Methods: We critically review the literature and present a brief summary of current surgical strategy and focus on issues relevant for surgeons: diagnosis, indication for medical treatment, indication for surgical treatment, surgical procedures, scolicidal agents, morbidity, mortality, recurrence, perioperative medication, standards.

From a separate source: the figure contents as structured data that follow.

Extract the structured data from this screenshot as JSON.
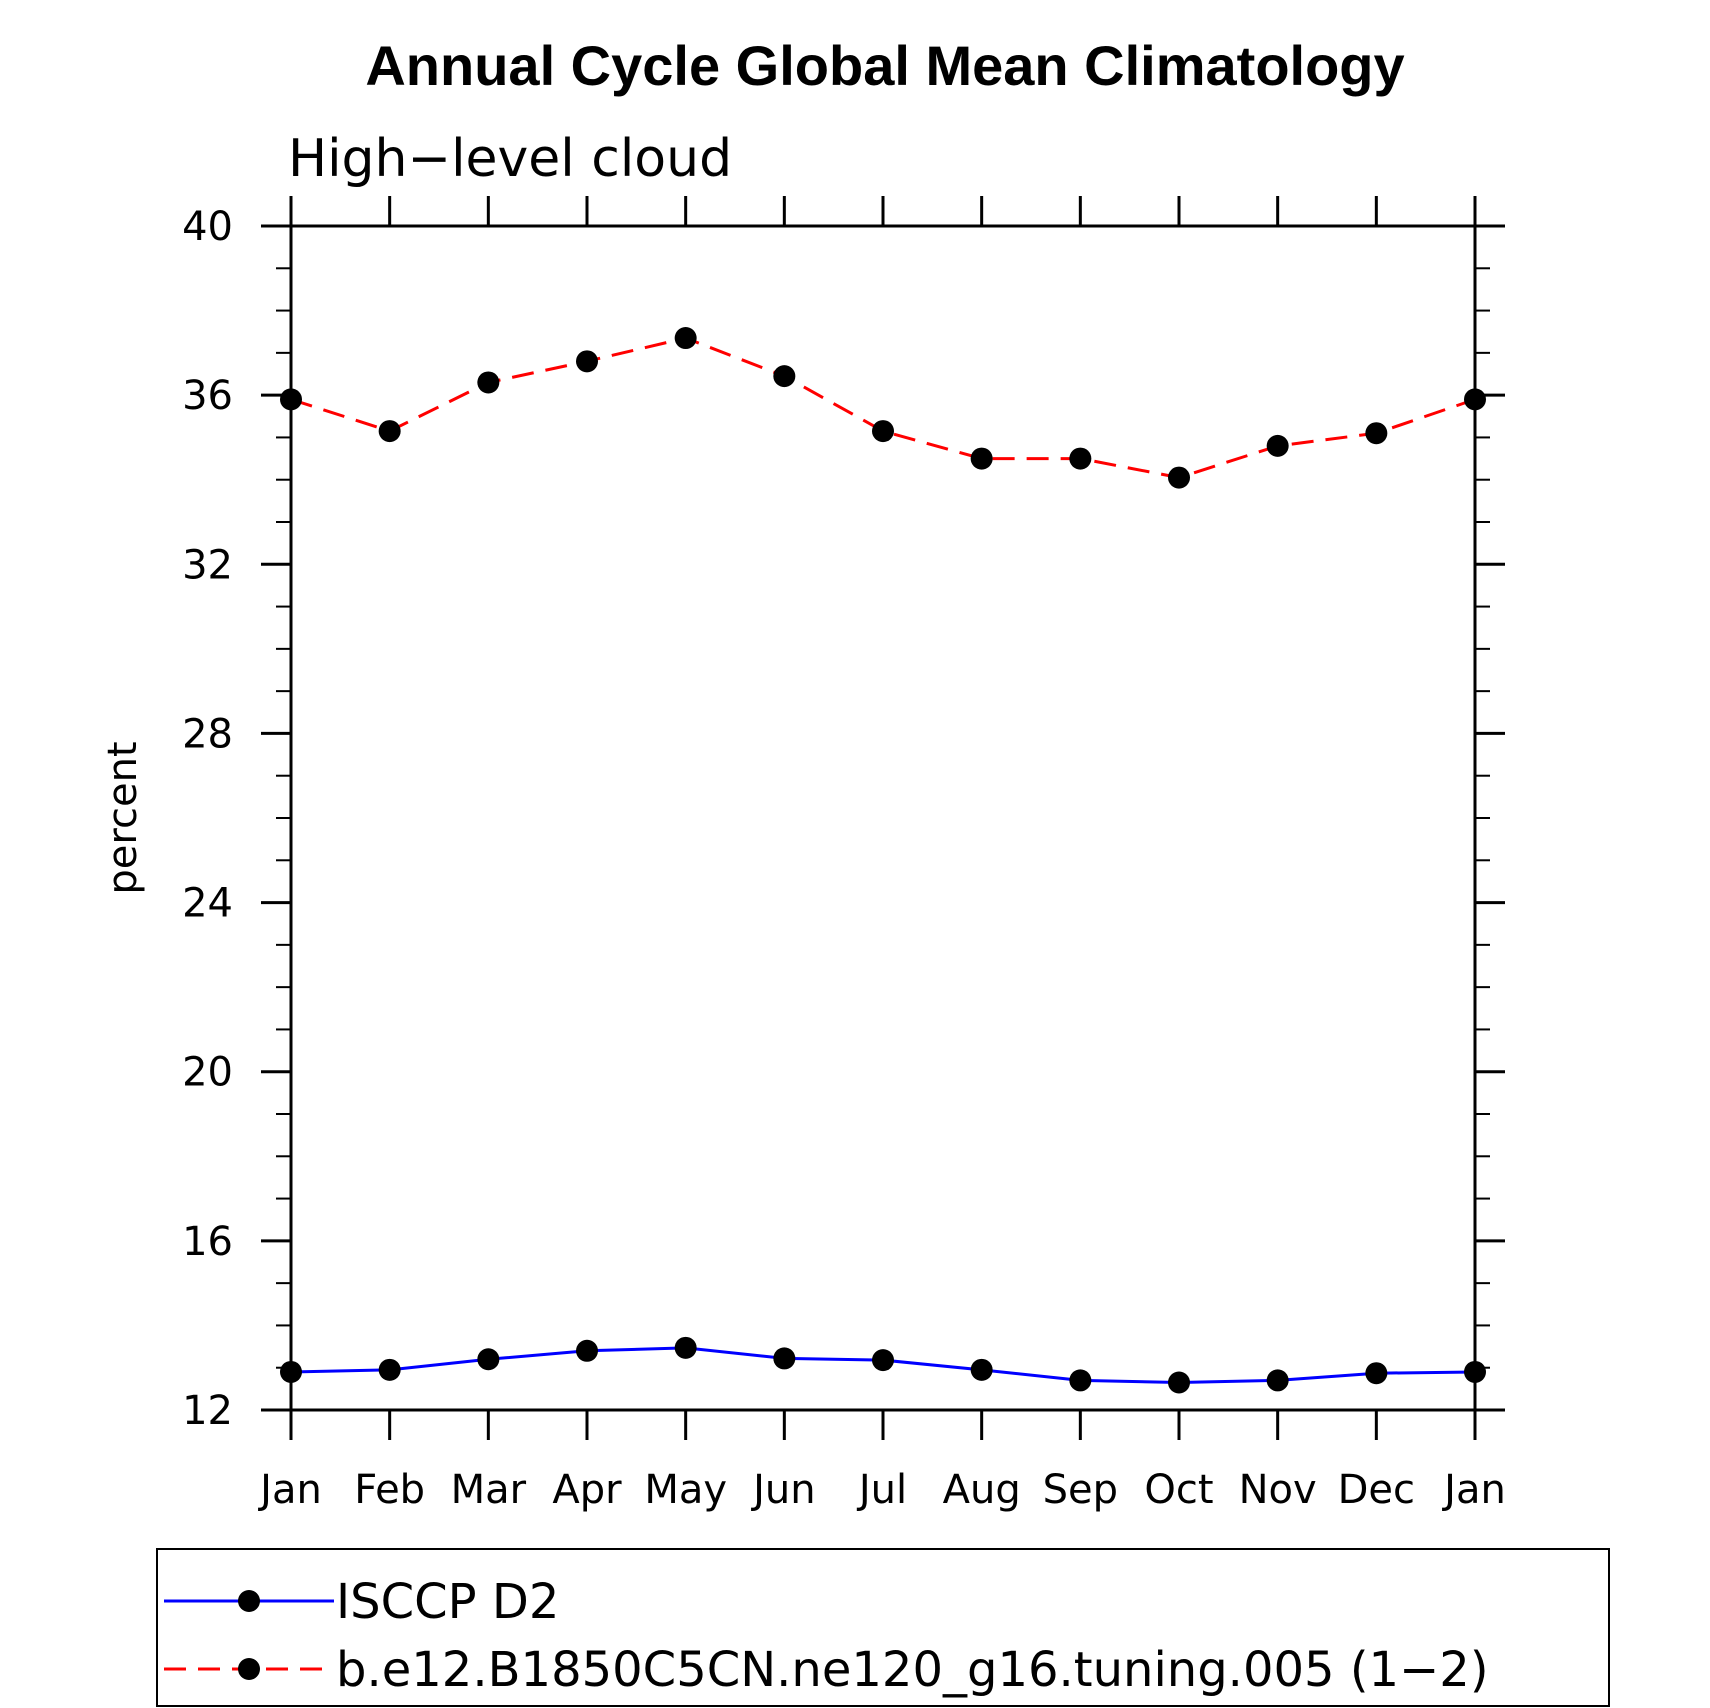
{
  "chart_data": {
    "type": "line",
    "title": "Annual Cycle Global Mean Climatology",
    "subtitle": "High−level  cloud",
    "xlabel": "",
    "ylabel": "percent",
    "categories": [
      "Jan",
      "Feb",
      "Mar",
      "Apr",
      "May",
      "Jun",
      "Jul",
      "Aug",
      "Sep",
      "Oct",
      "Nov",
      "Dec",
      "Jan"
    ],
    "ylim": [
      12,
      40
    ],
    "yticks": [
      12,
      16,
      20,
      24,
      28,
      32,
      36,
      40
    ],
    "series": [
      {
        "name": "ISCCP D2",
        "color": "#0000ff",
        "dash": "solid",
        "marker": "circle",
        "values": [
          12.9,
          12.95,
          13.2,
          13.4,
          13.47,
          13.22,
          13.18,
          12.95,
          12.7,
          12.65,
          12.7,
          12.87,
          12.9
        ]
      },
      {
        "name": "b.e12.B1850C5CN.ne120_g16.tuning.005 (1−2)",
        "color": "#ff0000",
        "dash": "dashed",
        "marker": "circle",
        "values": [
          35.9,
          35.15,
          36.3,
          36.8,
          37.35,
          36.45,
          35.15,
          34.5,
          34.5,
          34.05,
          34.8,
          35.1,
          35.9
        ]
      }
    ],
    "legend_position": "bottom",
    "grid": false
  }
}
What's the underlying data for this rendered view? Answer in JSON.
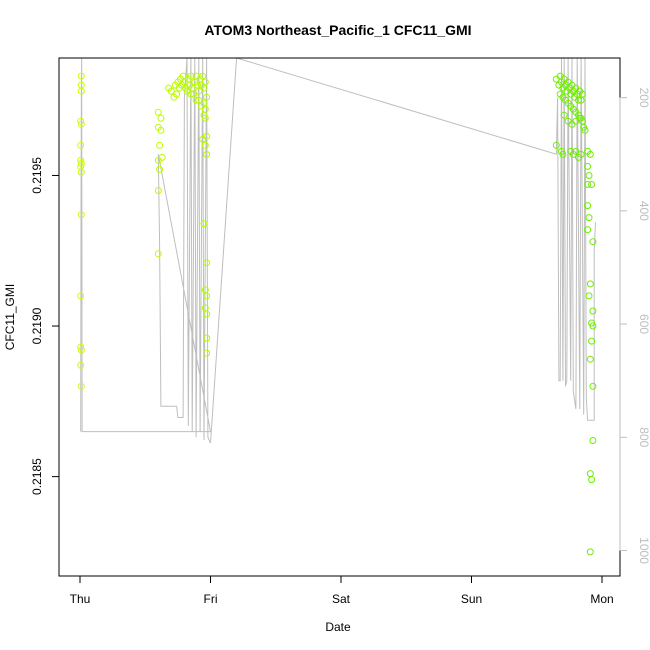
{
  "chart_data": {
    "type": "scatter",
    "title": "ATOM3 Northeast_Pacific_1 CFC11_GMI",
    "xlabel": "Date",
    "ylabel": "CFC11_GMI",
    "x_ticks": [
      "Thu",
      "Fri",
      "Sat",
      "Sun",
      "Mon"
    ],
    "x_range": [
      0,
      4.16
    ],
    "ylim": [
      0.21817,
      0.21989
    ],
    "y_ticks": [
      0.2185,
      0.219,
      0.2195
    ],
    "y_tick_labels": [
      "0.2185",
      "0.2190",
      "0.2195"
    ],
    "y2_ticks": [
      200,
      400,
      600,
      800,
      1000
    ],
    "y2_range": [
      1045,
      130
    ],
    "y2_color": "#bebebe",
    "line_color": "#bebebe",
    "grid": false,
    "legend": "none",
    "series": [
      {
        "role": "points",
        "marker": "open-circle",
        "color_start": "#ccff00",
        "color_end": "#66ee00",
        "points": [
          [
            0.01,
            0.21983
          ],
          [
            0.01,
            0.2198
          ],
          [
            0.01,
            0.21978
          ],
          [
            0.005,
            0.21968
          ],
          [
            0.01,
            0.21967
          ],
          [
            0.005,
            0.2196
          ],
          [
            0.005,
            0.21955
          ],
          [
            0.01,
            0.21954
          ],
          [
            0.005,
            0.21953
          ],
          [
            0.01,
            0.21951
          ],
          [
            0.01,
            0.21937
          ],
          [
            0.005,
            0.2191
          ],
          [
            0.005,
            0.21893
          ],
          [
            0.01,
            0.21892
          ],
          [
            0.005,
            0.21887
          ],
          [
            0.01,
            0.2188
          ],
          [
            0.6,
            0.21971
          ],
          [
            0.62,
            0.21969
          ],
          [
            0.6,
            0.21966
          ],
          [
            0.62,
            0.21965
          ],
          [
            0.61,
            0.2196
          ],
          [
            0.63,
            0.21956
          ],
          [
            0.6,
            0.21955
          ],
          [
            0.61,
            0.21952
          ],
          [
            0.6,
            0.21945
          ],
          [
            0.6,
            0.21924
          ],
          [
            0.68,
            0.21979
          ],
          [
            0.7,
            0.21978
          ],
          [
            0.72,
            0.21976
          ],
          [
            0.73,
            0.2198
          ],
          [
            0.75,
            0.21981
          ],
          [
            0.76,
            0.21979
          ],
          [
            0.77,
            0.21982
          ],
          [
            0.78,
            0.2198
          ],
          [
            0.79,
            0.21983
          ],
          [
            0.8,
            0.21981
          ],
          [
            0.81,
            0.21979
          ],
          [
            0.82,
            0.21978
          ],
          [
            0.83,
            0.21982
          ],
          [
            0.84,
            0.2198
          ],
          [
            0.85,
            0.21983
          ],
          [
            0.86,
            0.21979
          ],
          [
            0.87,
            0.21977
          ],
          [
            0.88,
            0.21981
          ],
          [
            0.89,
            0.21983
          ],
          [
            0.9,
            0.2198
          ],
          [
            0.91,
            0.21978
          ],
          [
            0.92,
            0.21982
          ],
          [
            0.93,
            0.2198
          ],
          [
            0.94,
            0.21983
          ],
          [
            0.95,
            0.21979
          ],
          [
            0.96,
            0.21981
          ],
          [
            0.97,
            0.21976
          ],
          [
            0.74,
            0.21977
          ],
          [
            0.85,
            0.21977
          ],
          [
            0.89,
            0.21975
          ],
          [
            0.91,
            0.21975
          ],
          [
            0.93,
            0.21973
          ],
          [
            0.95,
            0.21974
          ],
          [
            0.96,
            0.21972
          ],
          [
            0.95,
            0.2197
          ],
          [
            0.96,
            0.21969
          ],
          [
            0.94,
            0.21962
          ],
          [
            0.97,
            0.21963
          ],
          [
            0.96,
            0.2196
          ],
          [
            0.97,
            0.21957
          ],
          [
            0.95,
            0.21934
          ],
          [
            0.97,
            0.21921
          ],
          [
            0.96,
            0.21912
          ],
          [
            0.97,
            0.2191
          ],
          [
            0.96,
            0.21906
          ],
          [
            0.97,
            0.21904
          ],
          [
            0.97,
            0.21896
          ],
          [
            0.97,
            0.21891
          ],
          [
            3.65,
            0.21982
          ],
          [
            3.67,
            0.2198
          ],
          [
            3.68,
            0.21983
          ],
          [
            3.69,
            0.21981
          ],
          [
            3.7,
            0.21979
          ],
          [
            3.71,
            0.21982
          ],
          [
            3.72,
            0.2198
          ],
          [
            3.73,
            0.21978
          ],
          [
            3.74,
            0.21981
          ],
          [
            3.75,
            0.21979
          ],
          [
            3.76,
            0.21977
          ],
          [
            3.77,
            0.2198
          ],
          [
            3.78,
            0.21978
          ],
          [
            3.79,
            0.21976
          ],
          [
            3.8,
            0.21979
          ],
          [
            3.81,
            0.21977
          ],
          [
            3.82,
            0.21975
          ],
          [
            3.83,
            0.21978
          ],
          [
            3.84,
            0.21975
          ],
          [
            3.85,
            0.21977
          ],
          [
            3.68,
            0.21977
          ],
          [
            3.7,
            0.21976
          ],
          [
            3.72,
            0.21975
          ],
          [
            3.74,
            0.21974
          ],
          [
            3.76,
            0.21973
          ],
          [
            3.78,
            0.21972
          ],
          [
            3.8,
            0.21971
          ],
          [
            3.82,
            0.2197
          ],
          [
            3.84,
            0.21969
          ],
          [
            3.71,
            0.2197
          ],
          [
            3.74,
            0.21968
          ],
          [
            3.77,
            0.21967
          ],
          [
            3.8,
            0.21968
          ],
          [
            3.83,
            0.21969
          ],
          [
            3.85,
            0.21968
          ],
          [
            3.86,
            0.21966
          ],
          [
            3.65,
            0.2196
          ],
          [
            3.69,
            0.21958
          ],
          [
            3.7,
            0.21957
          ],
          [
            3.76,
            0.21958
          ],
          [
            3.78,
            0.21957
          ],
          [
            3.8,
            0.21958
          ],
          [
            3.82,
            0.21956
          ],
          [
            3.84,
            0.21957
          ],
          [
            3.87,
            0.21965
          ],
          [
            3.89,
            0.21958
          ],
          [
            3.91,
            0.21957
          ],
          [
            3.89,
            0.21953
          ],
          [
            3.9,
            0.2195
          ],
          [
            3.89,
            0.21947
          ],
          [
            3.92,
            0.21947
          ],
          [
            3.89,
            0.2194
          ],
          [
            3.9,
            0.21936
          ],
          [
            3.93,
            0.21928
          ],
          [
            3.89,
            0.21932
          ],
          [
            3.91,
            0.21914
          ],
          [
            3.9,
            0.2191
          ],
          [
            3.93,
            0.21905
          ],
          [
            3.92,
            0.21901
          ],
          [
            3.93,
            0.219
          ],
          [
            3.92,
            0.21895
          ],
          [
            3.91,
            0.21889
          ],
          [
            3.93,
            0.2188
          ],
          [
            3.93,
            0.21862
          ],
          [
            3.91,
            0.21851
          ],
          [
            3.92,
            0.21849
          ],
          [
            3.91,
            0.21825
          ]
        ]
      },
      {
        "role": "line",
        "axis": "right",
        "color": "#bebebe",
        "points": [
          [
            0.005,
            790
          ],
          [
            0.008,
            400
          ],
          [
            0.011,
            180
          ],
          [
            0.013,
            130
          ],
          [
            0.016,
            790
          ],
          [
            1.0,
            790
          ],
          [
            0.6,
            300
          ],
          [
            0.61,
            460
          ],
          [
            0.62,
            745
          ],
          [
            0.74,
            745
          ],
          [
            0.75,
            765
          ],
          [
            0.79,
            765
          ],
          [
            0.8,
            200
          ],
          [
            0.82,
            130
          ],
          [
            0.83,
            780
          ],
          [
            0.85,
            130
          ],
          [
            0.86,
            790
          ],
          [
            0.88,
            130
          ],
          [
            0.89,
            800
          ],
          [
            0.91,
            130
          ],
          [
            0.92,
            790
          ],
          [
            0.94,
            130
          ],
          [
            0.95,
            805
          ],
          [
            0.97,
            130
          ],
          [
            0.98,
            800
          ],
          [
            1.0,
            810
          ],
          [
            1.2,
            130
          ],
          [
            3.65,
            300
          ],
          [
            3.66,
            200
          ],
          [
            3.67,
            700
          ],
          [
            3.68,
            700
          ],
          [
            3.69,
            130
          ],
          [
            3.7,
            700
          ],
          [
            3.71,
            130
          ],
          [
            3.72,
            710
          ],
          [
            3.73,
            700
          ],
          [
            3.74,
            130
          ],
          [
            3.76,
            700
          ],
          [
            3.77,
            130
          ],
          [
            3.78,
            720
          ],
          [
            3.8,
            750
          ],
          [
            3.81,
            130
          ],
          [
            3.83,
            750
          ],
          [
            3.84,
            130
          ],
          [
            3.86,
            760
          ],
          [
            3.87,
            130
          ],
          [
            3.88,
            730
          ],
          [
            3.89,
            770
          ],
          [
            3.94,
            770
          ],
          [
            3.94,
            470
          ],
          [
            3.95,
            420
          ]
        ]
      }
    ]
  }
}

Results: All surgical procedures aim at the complete removal of the parasite. Liver resection and pericystectomy are procedures that resect the closed cysts with a fairly wide safety margin. A meta-analysis shows the best results regarding lethality (1.2%), morbidity (11.7%), and recurrence rates (2%) for resective operations. However, most surgeons consider these methods as too radical for a benign disease. Procedures that remove the parasite and keep the pericyst (=cystectomy) are easier to carry out than resective ones. The meta-analysis presented revealed a lethality of 2%, morbidity of 23%, and recurrence rate of 10.4% for these operations. Omentoplasty is the option of choice for the management of the remaining cyst cavity. Despite alternative procedures surgery is the treatment of choice. Supportive measures comprise the use of scolicidal agents and postoperative benzimidazole administration. However, a critical review of the literature disclosed a lack of scientific confirmation of established treatment modalities and procedures. The results of ultrasound imaging were classified and correlated to the developmental phases of CE.

Conclusions: Cystectomy and omentoplasty for CE should be the standard surgical procedure because it is safe, simple, and effective and meets all criteria of surgical treatment for hydatid disease: entire elimination of the parasite, no intraoperative spillage especially by using a cone, and saving healthy tissue. Pericystectomy should be used for peripherally located liver cysts that are surrounded by parenchyma only partially. Ultrasonic classification of the parasitic lesion should be used as a guideline for therapeutic measures.